Regardons la société actuelle. On existe qu’à travers nos moyens de communication. Internet ? Des vidéos de chats à foison, chats qui roucoulent sous l’eau de la douche ou qui se promènent dans des boîtes en carton, chats qui font ami-ami avec une chouette ou portée de chatons qui ont pris pour frère un bébé écureuil. Oh comme ils sont mignons, tous ces petits chats qui font n’importe quoi. Les téléphones portables ? Plein de charmants emoticons rigolos, des petits cœurs et des smileys en forme d’huîtres ou d’adorable vomi, des stickers au visage de business fish, de chien-panda ou de loups amoureux.

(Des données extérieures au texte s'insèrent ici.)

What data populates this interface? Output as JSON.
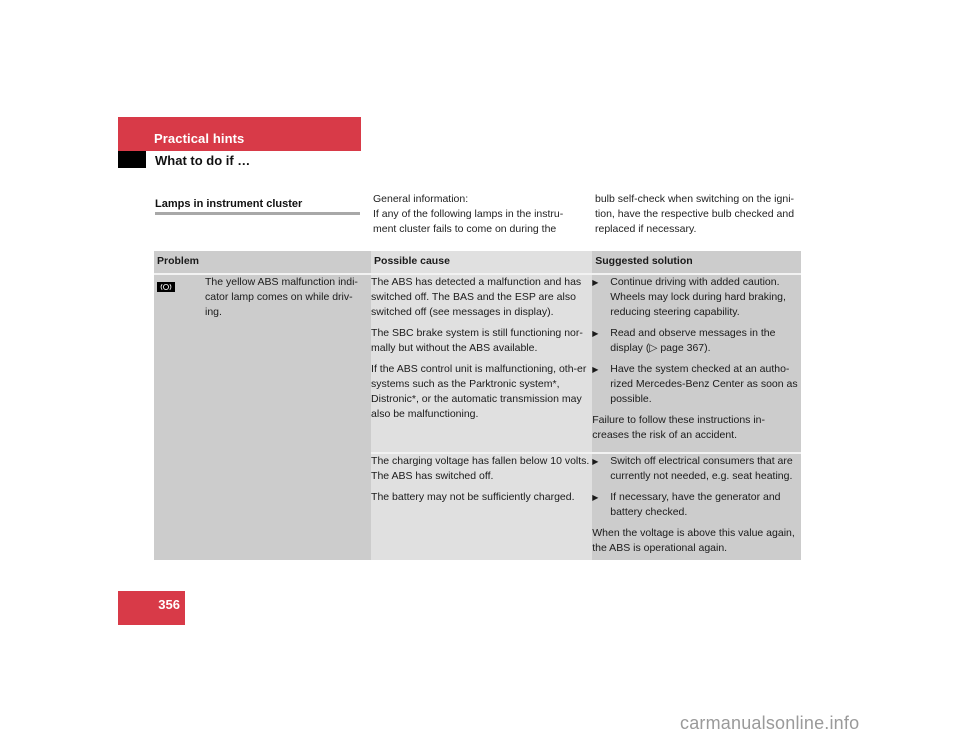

Les dialogues directs, en face-à-face ? On parle de tout ce qui est mignon, les bébés adulés qui ont substitué au culte de l’enfant-roi celui du nourrisson-empereur, le texto tellement mignon ou « chou » qu’un admirateur a envoyé à sa dulcinée en devenir ; un garçon qui nous plaît n’est plus censé être beau mais mignon ; une scène d’amour touchante à la fin d’une comédie romantique est mignonne plus qu’elle n’est lascive ou sensuelle ; le mignon est notre mot d’ordre, c’est le nouveau cool.
N’est-ce pas étrange ? Pourquoi cet engouement ou, aussi paradoxale que soit l’expression, cette fougue, cette fièvre du mignon ? Il y a beaucoup de raisons à cela. Mon hypothèse est que si nous adorons tellement le mignon, c’est parce que nous ne sommes pas mignons du tout.

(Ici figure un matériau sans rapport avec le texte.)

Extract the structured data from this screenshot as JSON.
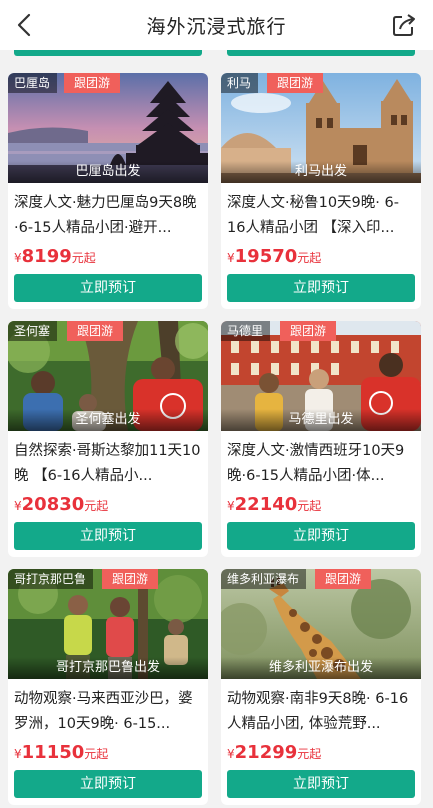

Notons que le mignon est d’apparition assez récente. Les auteurs qui pendant des siècles se sont succédé pour étudier l’esthétique et théoriser ce qui plaît au jugement de goût l’ont laissé de côté : ce n’est pas le mignon qui intéressait Platon, Alberti, Kant ou Oscar Wilde, mais le beau et parfois le sublime. Le mignon est-il d’ailleurs une catégorie esthétique ? Oui et non. Il semble plutôt s’apparenter à quelque chose qui est de l’ordre de l’affection. Le Centre National des Ressources Textuelles et Lexicales dit qu’est mignon ce « qui charme par sa délicatesse, sa petitesse : poignet, visage mignon, souliers mignons, bouche mignonne, mains mignonnes » ou ce « qui charme par sa gentillesse, sa complaisance : soyez mignons ! Vous savez bien qu’il n’est pas toujours mignon, votre frère ! (Sand, F. le Champi) ». Le mignon peut être joli, mais ce n’est pas sa caractéristique principale : c’est tout d’abord menu, gentil, frêle, inoffensif, inoffensif et même un peu impuissant, c’est quelque chose qu’on a envie de protéger. Il ne nous impressionne pas, non : c’est plutôt nous qui devons impressionner le mignon. Ainsi, le mignon est très flatteur. Il flatte notre instinct protecteur, oui, mais en même temps il flatte notre appétit de pouvoir, et ce, dans le bon sens du poil : il est à notre merci, on s’en occupera bien, on se sent beaucoup plus grand et beaucoup plus fort à côté de lui.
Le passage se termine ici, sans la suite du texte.